14.7.10

the cure for creative blocks


The Cure for Creative Blocks? Leave Your Desk.
by, Jocelyn K. Glei for Behance

Everyday between 8:00 and 8:30am writer Stephen King arrives at his desk with a cup of tea. He turns on some music, takes his daily vitamin, and begins to work – exactly as he began the day before. Using this routine, King has produced well over 50 books, averaging 1-2 novels a year since 1974 when he published Carrie. Clearly, daily routines can be incredibly valuable. That is, until they’re not.

While familiarity, organization, and discipline can be powerful agents of productive creativity, there is a “tipping point” – when these same once-fruitful qualities transform into creativity killers. In his great TED talk on time off, graphic designer Stefan Sagmeister recounts the feeling of stuckness that prompted a massive change for him:

“I originally had opened the studio in New York to combine my two loves, music and design. And we created videos and packaging for many musicians that you know… [But] I realized, just like with many things in my life that I actually love, I adapt to it.
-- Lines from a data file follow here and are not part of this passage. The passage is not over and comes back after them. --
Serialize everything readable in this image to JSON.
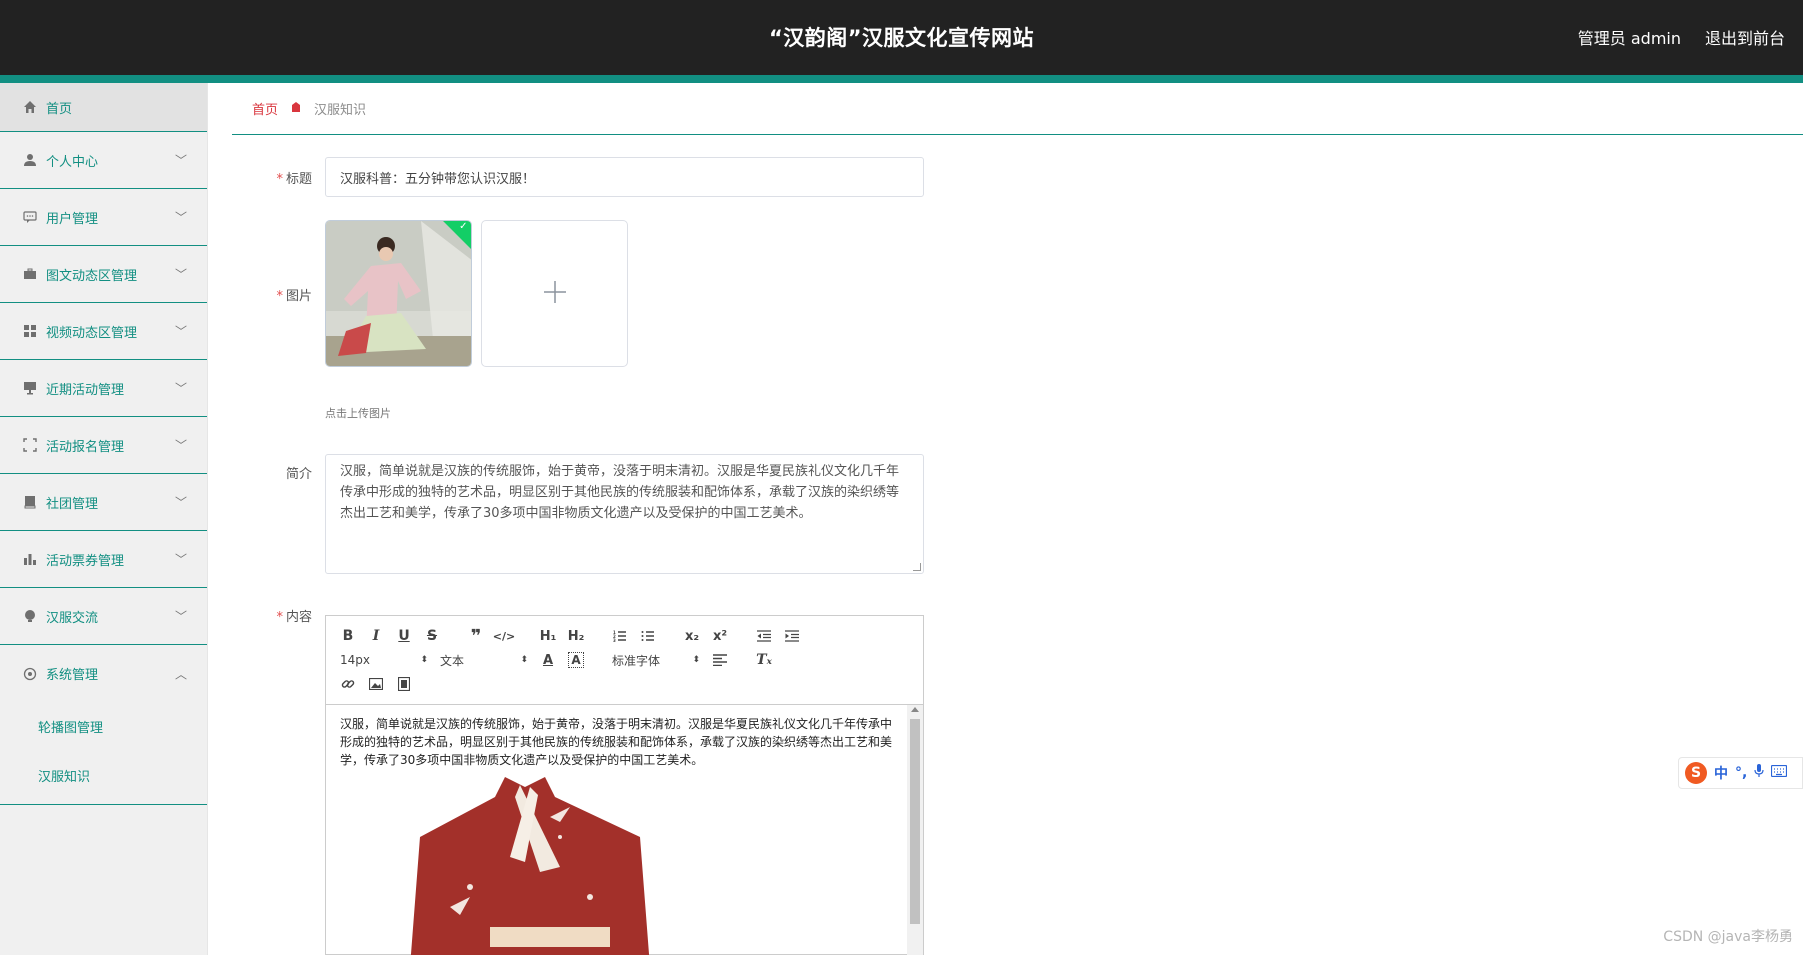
{
  "header": {
    "site_title": "“汉韵阁”汉服文化宣传网站",
    "admin_label": "管理员 admin",
    "exit_label": "退出到前台"
  },
  "colors": {
    "accent": "#128f82",
    "header_bg": "#222222",
    "required": "#e24c4c",
    "breadcrumb_home": "#d9363e"
  },
  "sidebar": {
    "items": [
      {
        "label": "首页",
        "icon": "home-icon"
      },
      {
        "label": "个人中心",
        "icon": "user-icon"
      },
      {
        "label": "用户管理",
        "icon": "chat-icon"
      },
      {
        "label": "图文动态区管理",
        "icon": "briefcase-icon"
      },
      {
        "label": "视频动态区管理",
        "icon": "grid-icon"
      },
      {
        "label": "近期活动管理",
        "icon": "monitor-icon"
      },
      {
        "label": "活动报名管理",
        "icon": "frame-icon"
      },
      {
        "label": "社团管理",
        "icon": "book-icon"
      },
      {
        "label": "活动票券管理",
        "icon": "bar-chart-icon"
      },
      {
        "label": "汉服交流",
        "icon": "bulb-icon"
      },
      {
        "label": "系统管理",
        "icon": "gear-icon"
      }
    ],
    "sub_items": [
      {
        "label": "轮播图管理"
      },
      {
        "label": "汉服知识"
      }
    ]
  },
  "breadcrumb": {
    "home": "首页",
    "current": "汉服知识"
  },
  "form": {
    "title_label": "标题",
    "title_value": "汉服科普：五分钟带您认识汉服！",
    "image_label": "图片",
    "upload_hint": "点击上传图片",
    "intro_label": "简介",
    "intro_value": "汉服，简单说就是汉族的传统服饰，始于黄帝，没落于明末清初。汉服是华夏民族礼仪文化几千年传承中形成的独特的艺术品，明显区别于其他民族的传统服装和配饰体系，承载了汉族的染织绣等杰出工艺和美学，传承了30多项中国非物质文化遗产以及受保护的中国工艺美术。",
    "content_label": "内容"
  },
  "editor": {
    "font_size": "14px",
    "block_type": "文本",
    "font_family": "标准字体",
    "body_text": "汉服，简单说就是汉族的传统服饰，始于黄帝，没落于明末清初。汉服是华夏民族礼仪文化几千年传承中形成的独特的艺术品，明显区别于其他民族的传统服装和配饰体系，承载了汉族的染织绣等杰出工艺和美学，传承了30多项中国非物质文化遗产以及受保护的中国工艺美术。"
  },
  "ime": {
    "mode": "中",
    "punct": "°,"
  },
  "watermark": "CSDN @java李杨勇"
}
And I get, over time, bored by them. And, in our case, our work started to look the same.”

But how to battle this stagnation that ultimately sets in with most any creative endeavor? Sagmeister decided to take a yearlong sabbatical every seven years – for the first he stayed in New York, for the second he went to Bali. Of course, there are smaller, more accessible ways to spark new creativity. But they all have one thing in common with Sagmeister’s sabbatical: It’s all about putting some distance between you and your desk.